How Financially Strong Is Cityneon Holdings Limited (SGX:5HJ)?

While small-cap stocks, such as Cityneon Holdings Limited (SGX:5HJ) with its market cap of SGD229.98M, are popular for their explosive growth, investors should also be aware of their balance sheet to judge whether the company can survive a downturn. So, understanding the company’s financial health becomes vital, since poor capital management may bring about bankruptcies, which occur at a higher rate for small-caps. I believe these basic checks tell most of the story you need to know. Though, this commentary is still very high-level, so I’d encourage you to dig deeper yourself into 5HJ here.

Does 5HJ generate an acceptable amount of cash through operations?

5HJ has built up its total debt levels in the last twelve months, from SGD11.9M to SGD28.3M made up of predominantly near term debt. With this growth in debt, 5HJ’s cash and short-term investments stands at SGD24.5M , ready to deploy into the business. On top of this, 5HJ has generated cash from operations of SGD3.9M during the same period of time, resulting in an operating cash to total debt ratio of 13.91%, signalling that 5HJ’s operating cash is not sufficient to cover its debt. This ratio can also be interpreted as a measure of efficiency as an alternative to return on assets. In 5HJ’s case, it is able to generate 0.14x cash from its debt capital.
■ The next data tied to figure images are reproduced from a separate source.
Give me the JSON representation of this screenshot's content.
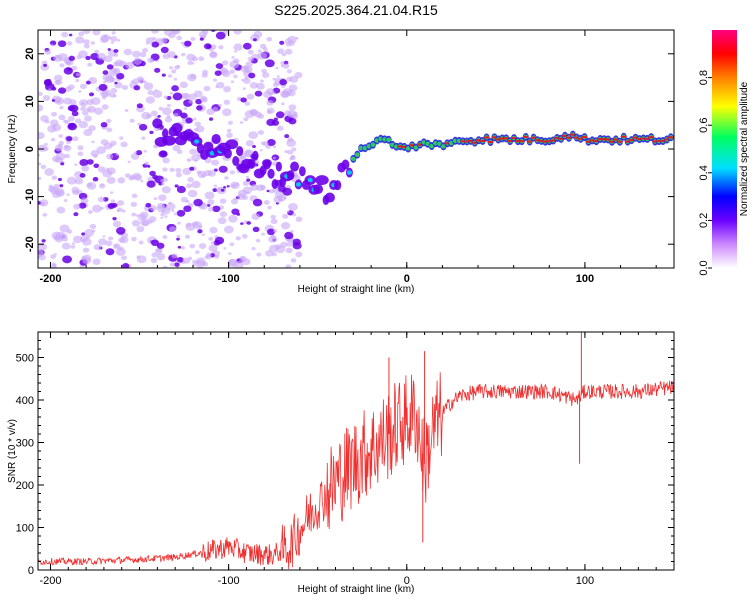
{
  "figure_title": "S225.2025.364.21.04.R15",
  "colors": {
    "snr_line": "#f03030",
    "ridge_core": "#e02020",
    "ridge_mid": "#30d060",
    "ridge_edge": "#2020e0",
    "scatter_dark": "#6a00e8",
    "scatter_light": "#caa8f8"
  },
  "chart_data": [
    {
      "type": "heatmap",
      "name": "spectrogram",
      "title": "",
      "xlabel": "Height of straight line (km)",
      "ylabel": "Frequency (Hz)",
      "xlim": [
        -207,
        150
      ],
      "ylim": [
        -25,
        25
      ],
      "x_ticks": [
        -200,
        -100,
        0,
        100
      ],
      "x_tick_labels": [
        "-200",
        "-100",
        "0",
        "100"
      ],
      "y_ticks": [
        -20,
        -10,
        0,
        10,
        20
      ],
      "y_tick_labels": [
        "-20",
        "-10",
        "0",
        "10",
        "20"
      ],
      "ridge": {
        "x": [
          -135,
          -120,
          -105,
          -90,
          -75,
          -60,
          -50,
          -40,
          -33,
          -25,
          -15,
          -5,
          0,
          10,
          20,
          40,
          60,
          80,
          90,
          100,
          120,
          150
        ],
        "y": [
          3,
          2,
          0,
          -3,
          -5,
          -6,
          -8,
          -9,
          -3,
          0,
          2,
          1,
          0,
          1,
          1,
          2,
          2,
          2,
          3,
          2,
          2,
          2
        ],
        "core_from_x": 35
      },
      "colorbar": {
        "label": "Normalized spectral amplitude",
        "range": [
          0.0,
          1.0
        ],
        "ticks": [
          0.0,
          0.2,
          0.4,
          0.6,
          0.8
        ],
        "tick_labels": [
          "0.0",
          "0.2",
          "0.4",
          "0.6",
          "0.8"
        ],
        "stops": [
          "#ffffff",
          "#cc88ff",
          "#6a00ff",
          "#0000ff",
          "#00e0ff",
          "#00ff60",
          "#ffff00",
          "#ff8000",
          "#ff0000",
          "#ff0080"
        ]
      }
    },
    {
      "type": "line",
      "name": "snr",
      "title": "",
      "xlabel": "Height of straight line (km)",
      "ylabel": "SNR (10 * v/v)",
      "xlim": [
        -207,
        150
      ],
      "ylim": [
        0,
        560
      ],
      "x_ticks": [
        -200,
        -100,
        0,
        100
      ],
      "x_tick_labels": [
        "-200",
        "-100",
        "0",
        "100"
      ],
      "y_ticks": [
        0,
        100,
        200,
        300,
        400,
        500
      ],
      "y_tick_labels": [
        "0",
        "100",
        "200",
        "300",
        "400",
        "500"
      ],
      "series": [
        {
          "name": "SNR",
          "x": [
            -207,
            -180,
            -150,
            -130,
            -110,
            -100,
            -90,
            -75,
            -65,
            -55,
            -45,
            -35,
            -25,
            -15,
            -5,
            5,
            10,
            15,
            20,
            25,
            30,
            40,
            60,
            80,
            95,
            100,
            110,
            130,
            150
          ],
          "y": [
            20,
            20,
            25,
            30,
            45,
            55,
            40,
            35,
            60,
            130,
            180,
            230,
            270,
            300,
            340,
            370,
            250,
            330,
            370,
            395,
            410,
            420,
            420,
            420,
            400,
            420,
            420,
            420,
            430
          ]
        }
      ],
      "spikes": [
        {
          "x": -10,
          "y": 500
        },
        {
          "x": 10,
          "y": 515
        },
        {
          "x": 98,
          "y": 560
        },
        {
          "x": 97,
          "y": 250
        },
        {
          "x": 9,
          "y": 65
        }
      ]
    }
  ]
}
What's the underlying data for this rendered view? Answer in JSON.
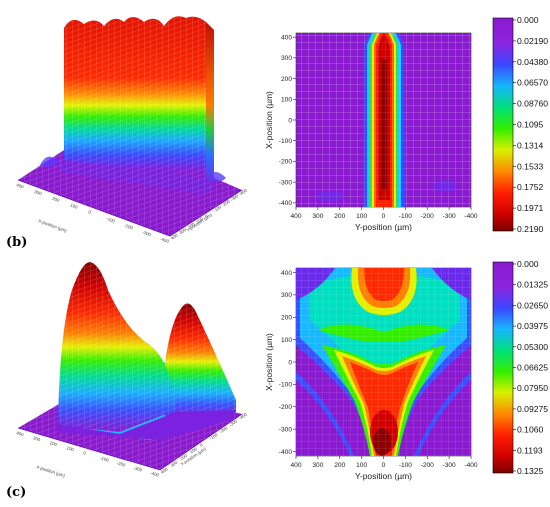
{
  "panels": [
    {
      "label": "(b)"
    },
    {
      "label": "(c)"
    }
  ],
  "chart_data": [
    {
      "type": "heatmap",
      "panel": "(b)",
      "xlabel": "Y-position (µm)",
      "ylabel": "X-position (µm)",
      "x_ticks": [
        "400",
        "300",
        "200",
        "100",
        "0",
        "-100",
        "-200",
        "-300",
        "-400"
      ],
      "y_ticks": [
        "400",
        "300",
        "200",
        "100",
        "0",
        "-100",
        "-200",
        "-300",
        "-400"
      ],
      "xlim": [
        400,
        -400
      ],
      "ylim": [
        -420,
        420
      ],
      "colorbar": {
        "ticks": [
          "0.000",
          "0.02190",
          "0.04380",
          "0.06570",
          "0.08760",
          "0.1095",
          "0.1314",
          "0.1533",
          "0.1752",
          "0.1971",
          "0.2190"
        ],
        "min": 0,
        "max": 0.219
      },
      "surface_3d_axis_labels": [
        "X-position (µm)",
        "Y-position (µm)"
      ]
    },
    {
      "type": "heatmap",
      "panel": "(c)",
      "xlabel": "Y-position (µm)",
      "ylabel": "X-position (µm)",
      "x_ticks": [
        "400",
        "300",
        "200",
        "100",
        "0",
        "-100",
        "-200",
        "-300",
        "-400"
      ],
      "y_ticks": [
        "400",
        "300",
        "200",
        "100",
        "0",
        "-100",
        "-200",
        "-300",
        "-400"
      ],
      "xlim": [
        400,
        -400
      ],
      "ylim": [
        -420,
        420
      ],
      "colorbar": {
        "ticks": [
          "0.000",
          "0.01325",
          "0.02650",
          "0.03975",
          "0.05300",
          "0.06625",
          "0.07950",
          "0.09275",
          "0.1060",
          "0.1193",
          "0.1325"
        ],
        "min": 0,
        "max": 0.1325
      },
      "surface_3d_axis_labels": [
        "X-position (µm)",
        "Y-position (µm)"
      ]
    }
  ]
}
Can 5HJ meet its short-term obligations with the cash in hand?

Looking at 5HJ’s most recent SGD49.6M liabilities, it seems that the business has been able to meet these commitments with a current assets level of SGD65.9M, leading to a 1.33x current account ratio. For commercial services companies, this ratio is within a sensible range as there’s enough of a cash buffer without holding too capital in low return investments.

SGX:5HJ Historical Debt Dec 25th 17
SGX:5HJ Historical Debt Dec 25th 17

Can 5HJ service its debt comfortably?

5HJ is a relatively highly levered company with a debt-to-equity of 41.10%. This is not uncommon for a small-cap company given that debt tends to be lower-cost and at times, more accessible. We can check to see whether 5HJ is able to meet its debt obligations by looking at the net interest coverage ratio. A company generating earnings before interets and tax (EBIT) at least three times its net interest payments is considered financially sound. In 5HJ’s, case, the ratio of 16.14x suggests that interest is excessively covered, which means that debtors may be willing to loan the company more money, giving 5HJ ample headroom to grow its debt facilities.

Next Steps:

Are you a shareholder? At its current level of cash flow coverage, 5HJ has room for improvement to better cushion for events which may require debt repayment. Though, the company will be able to pay all of its upcoming liabilities from its current short-term assets. Given that its financial position may change. I suggest researching market expectations for 5HJ’s future growth on our free analysis platform.